The Financial Services Bill is said to have three main benefits that it will look to implement, these are:

  • Cutting red tape in the financial sector to make the UK an attractive place to invest and do business whilst making sure that high standards are maintained.
  • Harnessing the opportunities of innovative technologies in financial services, including supporting the safe adoption of cryptocurrencies and resilient outsourcing of technology providers.
  • Supporting individuals' confidence in financial services by ensuring continued access to cash across the UK and protecting people from scams.

Economic Crime and Corporate Transparency Bill

The objective of the Economic Crime Bill is to further strengthen powers to tackle illicit finance, reduce economic crime and help businesses grow.

The Economic Crime Bill is said to have three main benefits that it will look to implement, these are:

  • Tackling economic crime, including fraud and money-laundering, by delivering greater protections for consumers and businesses, boosting the UK's defences, and allowing legitimate businesses to thrive.
  • Protecting national security by making it harder for kleptocrats, criminals and terrorists to engage in money laundering, corruption, terrorism-financing, illegal arms movements and ransomware payments.
  • Supporting enterprise by enabling Companies House to deliver a better service for over four million UK companies, maintaining our swift and low-cost routes for company creation and improving the collection of data to inform business transactions and lending decisions across the economy.

Looking to the future

Over the course of the year, we will learn whether either of the Bills are passed into law, and if so, what form they will take. Following the resignation of Boris Johnson, there will be a number of demands for the new Government's attention. Therefore, whether this important policy will receive the Parliamentary attention it requires will be closely followed.

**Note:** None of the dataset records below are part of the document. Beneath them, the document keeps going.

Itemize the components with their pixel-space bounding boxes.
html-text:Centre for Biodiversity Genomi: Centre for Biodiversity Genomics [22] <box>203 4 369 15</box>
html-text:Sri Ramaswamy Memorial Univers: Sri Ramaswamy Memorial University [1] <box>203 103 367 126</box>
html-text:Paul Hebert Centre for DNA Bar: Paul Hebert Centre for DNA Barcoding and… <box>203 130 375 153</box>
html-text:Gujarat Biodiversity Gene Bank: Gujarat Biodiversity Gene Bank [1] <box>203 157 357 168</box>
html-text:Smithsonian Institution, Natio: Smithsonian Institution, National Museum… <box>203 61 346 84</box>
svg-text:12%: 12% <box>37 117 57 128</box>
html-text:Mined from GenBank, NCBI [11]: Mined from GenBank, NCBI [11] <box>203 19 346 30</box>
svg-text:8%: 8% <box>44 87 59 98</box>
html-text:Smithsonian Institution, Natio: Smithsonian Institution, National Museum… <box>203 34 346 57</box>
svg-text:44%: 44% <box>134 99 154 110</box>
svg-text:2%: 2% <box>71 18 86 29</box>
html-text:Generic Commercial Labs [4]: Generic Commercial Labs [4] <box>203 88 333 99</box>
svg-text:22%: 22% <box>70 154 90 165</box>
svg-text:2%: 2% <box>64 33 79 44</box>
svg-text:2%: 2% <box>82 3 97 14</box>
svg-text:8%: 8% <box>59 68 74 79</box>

Assuming both Bills are passed and become law there remains a key question about whether both Bills can work together. Following an initial read of the aims and objectives of the Economic Crime Bill, the aim is to prevent criminals from being able to benefit from their proceeds of crime and restrict their ability to successfully launder the money. Compare this with the Financial Services Bill which has the potentially conflicting aim of opening up the economy in the finance section and reducing red tape.

There is a real risk that the overall objectives for both Bills may counteract each other's aims.